Olive Oil

A Bright, Nutty, Chocolatey—and Surprising—Layer Cake

December  7, 2017

Hanukkah is celebrated with fried food—like latkes and doughnuts—because the oil in which they are fried symbolizes the miracle of Hanukkah. What miracle you ask? The short version: When Jews reclaimed the synagogue in Jerusalem after defeating the Syrian Greeks, they found just enough oil to keep the eternal flame lit for a single day. Miraculously the small amount of oil kept the flame burning for eight days instead of just one. And so we eat crispy fried potato pancakes and fried donuts and light candles for eight nights. Tradition!

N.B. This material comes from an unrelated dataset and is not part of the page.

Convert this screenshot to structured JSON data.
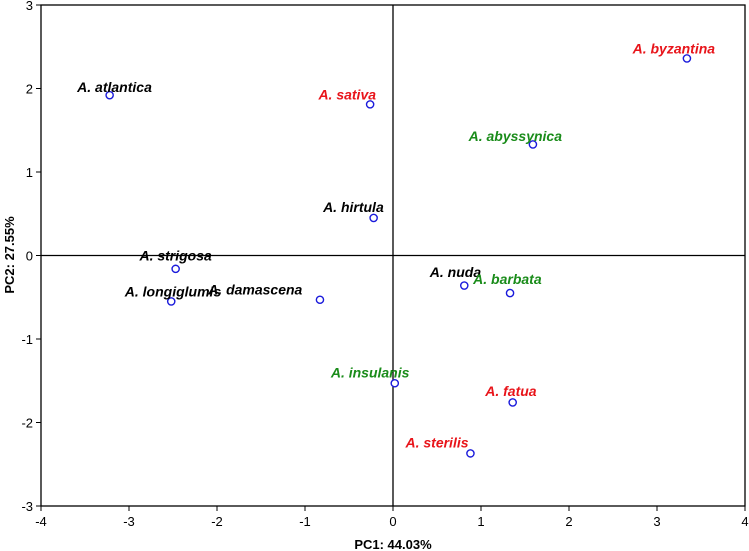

I’m all for symbolic oil, but where is it written that we must fry in it? And, didn’t the original oil come from olives? I’m not hankering for a healthier Hanukkah—I do love latkes. But I also celebrate with extra virgin olive oil—oil that is itself worth celebrating. Hanukkah follows the olive harvest and that brief moment when the freshly unfiltered, gorgeously green, sweet and grassy, often peppery, freshly pressed new oil known as olio nuovo is produced in limited amounts by the best olive oil producers—here in my native California as well as abroad. I cook and bake with extra virgin olive oil all year round, but during the holidays, when I’ve got olio nuovo in the house, I use it in as many ways as I can and make a hostess gifts of it too. Special oil to celebrate the holiday that celebrates with oil? It just seems right.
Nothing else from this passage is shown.